Staff Summary of Public Testimony:
(In support) The Department survey is complex, thorough, time-consuming, and expensive and new practices are discouraged from attempting to become accredited. Department survey standards differ from those of the Centers for Medicare and Medicaid Centers standards. Each time a new survey is performed, the ambulatory surgical facility must respond to new findings which vary depending on the surveyor. This bill limits the number of inspections to a reasonable number. This bill's mandate that third-party payors must accept any valid accreditation that meets CMS standards is immensely reasonable. This bill does not change the standards that must be met, so it does not reduce the quality of the care or the safety of the care being provided. This bill allows health care providers to focus on better ways to care for patients, so the patients are the winners in this. Many ambulatory surgical facilities are surveyed by two to four entities within an 18-month period. The duplication of surveys does not increase patient care or safety. This bill eliminates the duplicative nature of these surveys to a level of what a hospital would undergo which should reduce costs. The surveys are overly burdensome and require hours of unnecessary work by both the Department and facility staff. The surveys are almost all identical and just add cost without adding any value.
This bill protects Washington's ambulatory surgical facilities, which already pay among the highest fees in the nation, from unnecessary additional fee increases. Only four states have higher fees than Washington. In 2015 the Department sought to raise fees by approximately 67 percent. The Department does not provide more services than other states, but the higher costs can be attributed to inefficiency in the program. Surveys are about 98 percent of the cost of the program. Surveyors are often not familiar with this type of facility or the operating rooms which result in additional time conducting the survey and post-survey activity which increases costs without helping patient care.

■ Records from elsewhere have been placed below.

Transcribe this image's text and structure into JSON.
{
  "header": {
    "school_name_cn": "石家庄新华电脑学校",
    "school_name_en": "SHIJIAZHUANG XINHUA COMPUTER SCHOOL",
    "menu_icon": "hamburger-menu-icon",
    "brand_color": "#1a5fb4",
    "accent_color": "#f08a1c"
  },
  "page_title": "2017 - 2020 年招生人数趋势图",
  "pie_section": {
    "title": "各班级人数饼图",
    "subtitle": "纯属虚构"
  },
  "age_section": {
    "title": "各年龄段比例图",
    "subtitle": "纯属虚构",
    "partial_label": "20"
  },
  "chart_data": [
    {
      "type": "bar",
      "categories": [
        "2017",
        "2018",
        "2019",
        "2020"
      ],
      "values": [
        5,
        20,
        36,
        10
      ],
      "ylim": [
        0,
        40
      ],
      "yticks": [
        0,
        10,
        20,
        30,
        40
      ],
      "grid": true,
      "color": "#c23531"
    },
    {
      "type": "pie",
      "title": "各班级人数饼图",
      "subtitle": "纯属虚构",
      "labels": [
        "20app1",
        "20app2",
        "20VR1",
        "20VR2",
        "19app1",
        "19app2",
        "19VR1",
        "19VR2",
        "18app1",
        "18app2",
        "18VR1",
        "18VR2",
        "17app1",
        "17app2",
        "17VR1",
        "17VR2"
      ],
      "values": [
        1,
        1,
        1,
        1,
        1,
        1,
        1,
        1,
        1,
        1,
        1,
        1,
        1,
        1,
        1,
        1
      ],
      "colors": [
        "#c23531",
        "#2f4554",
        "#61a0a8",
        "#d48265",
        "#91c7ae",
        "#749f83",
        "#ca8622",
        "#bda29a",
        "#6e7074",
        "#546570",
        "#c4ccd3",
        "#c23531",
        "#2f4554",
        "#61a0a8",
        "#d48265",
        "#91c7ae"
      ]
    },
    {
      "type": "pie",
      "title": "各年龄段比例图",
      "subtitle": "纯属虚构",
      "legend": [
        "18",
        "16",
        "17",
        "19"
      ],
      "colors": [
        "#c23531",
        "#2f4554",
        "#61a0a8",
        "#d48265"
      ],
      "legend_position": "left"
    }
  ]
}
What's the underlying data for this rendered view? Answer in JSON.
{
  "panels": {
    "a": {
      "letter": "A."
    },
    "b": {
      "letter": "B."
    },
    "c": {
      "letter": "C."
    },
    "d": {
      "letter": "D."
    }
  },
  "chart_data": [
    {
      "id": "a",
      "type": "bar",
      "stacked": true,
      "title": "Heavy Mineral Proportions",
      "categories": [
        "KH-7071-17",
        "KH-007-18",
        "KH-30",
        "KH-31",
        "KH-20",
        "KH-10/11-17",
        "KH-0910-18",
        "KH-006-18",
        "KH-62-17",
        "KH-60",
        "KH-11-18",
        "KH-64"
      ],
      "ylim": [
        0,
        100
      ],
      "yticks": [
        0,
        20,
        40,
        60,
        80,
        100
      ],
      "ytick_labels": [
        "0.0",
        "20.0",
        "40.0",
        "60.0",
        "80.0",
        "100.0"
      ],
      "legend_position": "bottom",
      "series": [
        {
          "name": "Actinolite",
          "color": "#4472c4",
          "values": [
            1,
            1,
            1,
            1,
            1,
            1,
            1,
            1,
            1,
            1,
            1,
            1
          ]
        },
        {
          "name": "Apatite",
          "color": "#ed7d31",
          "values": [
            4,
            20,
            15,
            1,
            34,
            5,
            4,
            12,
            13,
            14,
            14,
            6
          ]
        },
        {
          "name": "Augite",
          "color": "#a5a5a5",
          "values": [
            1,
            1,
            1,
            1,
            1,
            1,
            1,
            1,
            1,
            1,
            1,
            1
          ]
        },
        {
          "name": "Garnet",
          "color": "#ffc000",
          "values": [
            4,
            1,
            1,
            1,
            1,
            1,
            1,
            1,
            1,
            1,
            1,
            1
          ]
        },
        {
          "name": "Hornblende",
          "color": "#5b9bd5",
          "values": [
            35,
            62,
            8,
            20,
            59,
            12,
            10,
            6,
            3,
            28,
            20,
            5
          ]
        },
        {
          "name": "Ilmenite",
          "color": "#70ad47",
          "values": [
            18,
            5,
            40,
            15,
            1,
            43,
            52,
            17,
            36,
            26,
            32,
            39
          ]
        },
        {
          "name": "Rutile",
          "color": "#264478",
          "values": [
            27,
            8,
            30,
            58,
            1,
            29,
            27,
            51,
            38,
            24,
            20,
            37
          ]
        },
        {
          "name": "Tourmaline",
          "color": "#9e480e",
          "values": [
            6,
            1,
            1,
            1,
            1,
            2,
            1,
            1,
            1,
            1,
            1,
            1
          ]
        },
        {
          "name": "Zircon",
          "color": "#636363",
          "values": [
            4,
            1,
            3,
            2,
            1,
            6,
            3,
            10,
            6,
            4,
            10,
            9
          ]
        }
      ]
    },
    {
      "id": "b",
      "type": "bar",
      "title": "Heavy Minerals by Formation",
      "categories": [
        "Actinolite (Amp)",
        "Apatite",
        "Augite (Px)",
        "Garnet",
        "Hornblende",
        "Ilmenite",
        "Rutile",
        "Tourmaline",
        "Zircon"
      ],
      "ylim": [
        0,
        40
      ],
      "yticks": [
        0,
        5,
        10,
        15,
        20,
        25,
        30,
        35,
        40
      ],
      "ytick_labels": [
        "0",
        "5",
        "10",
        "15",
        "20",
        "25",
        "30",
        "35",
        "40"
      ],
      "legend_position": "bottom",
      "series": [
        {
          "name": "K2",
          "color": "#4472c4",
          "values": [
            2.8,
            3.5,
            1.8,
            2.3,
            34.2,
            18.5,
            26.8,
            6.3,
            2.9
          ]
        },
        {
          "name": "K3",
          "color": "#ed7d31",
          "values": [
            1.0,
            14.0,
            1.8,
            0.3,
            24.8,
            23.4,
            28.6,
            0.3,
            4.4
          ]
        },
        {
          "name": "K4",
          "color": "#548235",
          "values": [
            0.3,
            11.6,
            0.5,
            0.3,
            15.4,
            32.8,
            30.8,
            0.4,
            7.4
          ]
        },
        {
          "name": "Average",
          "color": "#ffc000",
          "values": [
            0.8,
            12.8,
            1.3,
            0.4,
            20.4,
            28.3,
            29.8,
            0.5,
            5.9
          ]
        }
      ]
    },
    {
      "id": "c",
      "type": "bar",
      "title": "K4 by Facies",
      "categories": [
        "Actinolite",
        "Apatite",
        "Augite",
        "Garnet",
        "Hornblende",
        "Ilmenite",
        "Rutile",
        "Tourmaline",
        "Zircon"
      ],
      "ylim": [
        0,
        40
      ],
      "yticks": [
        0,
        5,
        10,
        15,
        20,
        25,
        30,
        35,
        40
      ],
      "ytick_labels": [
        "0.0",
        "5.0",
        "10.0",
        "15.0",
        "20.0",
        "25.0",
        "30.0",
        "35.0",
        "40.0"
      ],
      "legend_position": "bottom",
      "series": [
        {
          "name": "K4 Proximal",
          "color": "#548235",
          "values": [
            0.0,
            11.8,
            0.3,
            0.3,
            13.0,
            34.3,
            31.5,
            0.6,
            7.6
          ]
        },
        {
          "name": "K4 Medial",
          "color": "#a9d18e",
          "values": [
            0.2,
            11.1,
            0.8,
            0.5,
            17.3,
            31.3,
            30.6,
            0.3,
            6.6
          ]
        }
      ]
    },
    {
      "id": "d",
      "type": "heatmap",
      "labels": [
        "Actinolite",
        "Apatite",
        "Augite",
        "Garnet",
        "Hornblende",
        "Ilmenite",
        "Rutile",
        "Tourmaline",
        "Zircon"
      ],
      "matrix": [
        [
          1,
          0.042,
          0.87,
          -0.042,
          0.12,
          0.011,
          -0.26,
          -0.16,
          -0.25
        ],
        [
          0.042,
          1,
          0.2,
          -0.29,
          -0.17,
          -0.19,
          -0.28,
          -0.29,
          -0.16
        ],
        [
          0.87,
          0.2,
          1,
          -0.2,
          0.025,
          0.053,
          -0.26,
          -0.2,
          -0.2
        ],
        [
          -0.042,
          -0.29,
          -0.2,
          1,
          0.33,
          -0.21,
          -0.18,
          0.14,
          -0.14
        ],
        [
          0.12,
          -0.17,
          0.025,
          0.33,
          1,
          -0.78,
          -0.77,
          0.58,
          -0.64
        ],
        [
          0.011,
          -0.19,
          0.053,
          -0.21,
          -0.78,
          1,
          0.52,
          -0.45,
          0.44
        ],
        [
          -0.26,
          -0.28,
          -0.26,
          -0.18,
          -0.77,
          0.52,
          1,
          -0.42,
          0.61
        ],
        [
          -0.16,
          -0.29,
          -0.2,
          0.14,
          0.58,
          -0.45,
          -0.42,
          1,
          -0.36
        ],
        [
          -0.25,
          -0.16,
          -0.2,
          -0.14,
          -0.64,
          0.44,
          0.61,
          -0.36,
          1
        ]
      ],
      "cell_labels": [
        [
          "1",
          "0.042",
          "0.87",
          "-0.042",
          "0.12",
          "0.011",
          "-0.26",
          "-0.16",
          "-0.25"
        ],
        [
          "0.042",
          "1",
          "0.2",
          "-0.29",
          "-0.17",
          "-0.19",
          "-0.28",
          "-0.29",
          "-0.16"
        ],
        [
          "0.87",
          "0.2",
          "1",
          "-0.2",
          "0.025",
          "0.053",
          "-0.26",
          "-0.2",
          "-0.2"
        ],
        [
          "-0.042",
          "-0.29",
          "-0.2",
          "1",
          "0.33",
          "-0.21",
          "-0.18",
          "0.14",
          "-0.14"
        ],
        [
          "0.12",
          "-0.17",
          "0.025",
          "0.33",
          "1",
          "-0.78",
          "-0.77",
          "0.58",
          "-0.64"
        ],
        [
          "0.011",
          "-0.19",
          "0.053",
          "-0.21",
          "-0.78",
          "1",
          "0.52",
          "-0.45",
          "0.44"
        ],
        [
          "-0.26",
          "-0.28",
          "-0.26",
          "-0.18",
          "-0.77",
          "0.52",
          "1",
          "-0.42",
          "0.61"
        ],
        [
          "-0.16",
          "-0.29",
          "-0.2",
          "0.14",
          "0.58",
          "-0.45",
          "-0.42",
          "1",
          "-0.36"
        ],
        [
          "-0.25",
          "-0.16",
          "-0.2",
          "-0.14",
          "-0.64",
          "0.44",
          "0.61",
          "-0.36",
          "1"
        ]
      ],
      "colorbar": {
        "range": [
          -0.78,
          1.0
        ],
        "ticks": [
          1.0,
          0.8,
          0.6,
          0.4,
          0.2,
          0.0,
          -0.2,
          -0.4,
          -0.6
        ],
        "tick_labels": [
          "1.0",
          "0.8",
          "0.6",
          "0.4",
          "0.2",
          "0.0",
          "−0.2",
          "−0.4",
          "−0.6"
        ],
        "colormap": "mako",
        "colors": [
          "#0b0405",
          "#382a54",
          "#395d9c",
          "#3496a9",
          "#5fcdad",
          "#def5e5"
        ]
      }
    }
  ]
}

To base fees on a cost-reimbursement that cannot be controlled is incongruent with today's health care world.
(Opposed) None.
(Other) There are concerns about the fee cap because the initial projections were based on the number of facilities that were expected to become licensed, but the actual number was fewer. Since each category of licensure must be self-supporting, if fees are inadequate the profession may end up being subsidized by the Department. There could be an amendment to benchmark Washington's program costs against other comparable states and their costs.
Persons Testifying: (In support) Gordon Johns, Pacific Cataract and Laser Institute; and Ellie Studebaker and David Fitzgerald, Washington Ambulatory Surgery Center Association.
(Other) Drew Bouton, Washington Department of Health.
Persons Signed In To Testify But Not Testifying: None.